Читаем Странствия полностью

От Персингера я узнал не больше секретов игры на скрипке, чем от Зигмунда Энкера. Персингер только показывал, а я подражал, добиваясь цели на слух и не отвлекаясь на обращение к рассудку. Как музыкант он учил меня проникновению в музыку, а как учитель показывал пример сосредоточенного внимания к ученику, на какое, как я убедился лишь недавно, не все учителя способны. Он исключительно много со мной работал. Наши два урока в неделю незаметно превратились в три, а потом стали четырьмя и пятью. (Позже, когда он аккомпанировал мне в поездке, мы работали вместе с утра по три часа ежедневно.) Чтобы сделать занятия увлекательнее, он придумывал для меня упражнения, один раз записал гаммы в терциях в виде игрушечных поездов, движущихся по холмам и долинам. Я бы не удивился, если бы теперь узнал, что тут его вдохновил автограф Баха, но тогда его рисунки подтверждали мое глупое убеждение, что всякие экзерсисы — это для маленьких, а меня только отвлекают. В Персингере я получил учителя, не приемлющего автократического метода преподавания, когда выше всего ценятся трудные упражнения и этюды просто ради них самих. Его главным достоинством был здравый смысл. Полстолетия тому назад его убеждение, что ухо должно управлять пальцами и что кисть должна привыкнуть к полупозициям, вовсе не были общеприняты. Трудно сказать, многому ли бы я выучился, если бы схватывал все не так быстро. И сколько бы хитрых упражнений он придумал, если бы не сердился на то, что я сразу повторяю то, что он показывал!
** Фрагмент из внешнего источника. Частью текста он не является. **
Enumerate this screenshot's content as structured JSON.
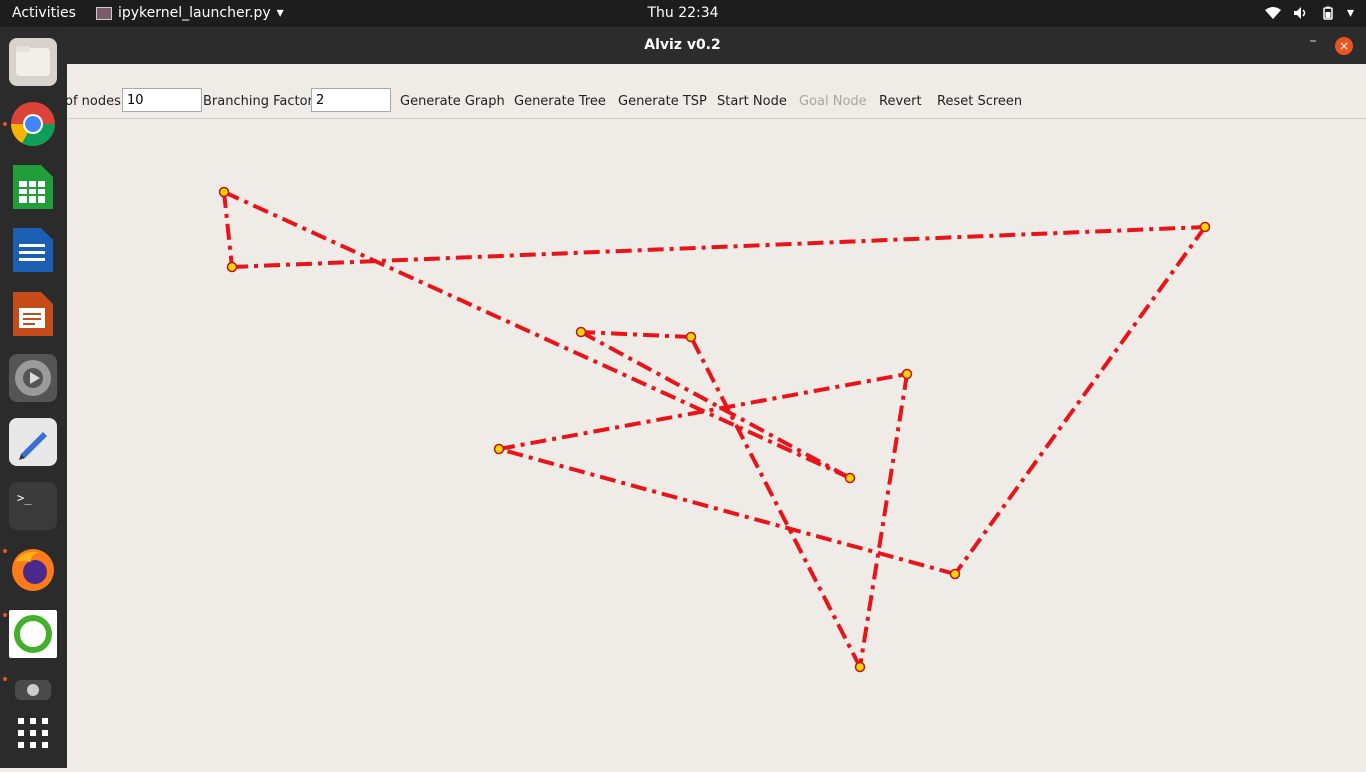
{
  "topbar": {
    "activities": "Activities",
    "app_name": "ipykernel_launcher.py",
    "clock": "Thu 22:34"
  },
  "dock": {
    "items": [
      "files",
      "chrome",
      "calc",
      "writer",
      "impress",
      "settings",
      "text-editor",
      "terminal",
      "firefox",
      "anaconda",
      "camera",
      "show-applications"
    ]
  },
  "window": {
    "title": "Alviz v0.2",
    "minimize": "–",
    "close": "×"
  },
  "toolbar": {
    "nodes_label": "of nodes:",
    "nodes_value": "10",
    "branching_label": "Branching Factor:",
    "branching_value": "2",
    "generate_graph": "Generate Graph",
    "generate_tree": "Generate Tree",
    "generate_tsp": "Generate TSP",
    "start_node": "Start Node",
    "goal_node": "Goal Node",
    "revert": "Revert",
    "reset_screen": "Reset Screen"
  },
  "graph": {
    "edge_color": "#e8141a",
    "node_fill": "#f2d600",
    "node_stroke": "#c8101a",
    "node_ids": [
      0,
      1,
      2,
      3,
      4,
      5,
      6,
      7,
      8,
      9
    ],
    "edges": [
      [
        0,
        1
      ],
      [
        1,
        2
      ],
      [
        2,
        3
      ],
      [
        3,
        4
      ],
      [
        4,
        5
      ],
      [
        5,
        6
      ],
      [
        6,
        7
      ],
      [
        7,
        8
      ],
      [
        8,
        9
      ],
      [
        9,
        0
      ]
    ]
  }
}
Несомненно, он и тогда был убежден (и справедливо!), что гаммы в терциях полезны, но, будучи прагматиком, давал мне волю делать с ними что хочу, не считаясь с его наставлениями. Чувствовал ли он, что моя сила — в непокорстве и что, добиваясь усвоения школьных истин, он рискует исковеркать талант, просто чтобы доказать свою правоту? Сожалеть о его терпимости так же неправильно, как и уповать на добродетель, не делающую уступок черту. Всегда есть черт, которому надо платить. Но иногда черт возвращает долг. Не обучая меня принятому методу, Персингер побуждал меня создать со временем свой метод, так что выходит, даже промахи и неувязки приносили пользу. Где другой учитель не допускал бы меня до великих произведений, пока я не достигну той высоты и того веса, которые считались соответствующими глубине, Персингер предоставлял судить своим ушам.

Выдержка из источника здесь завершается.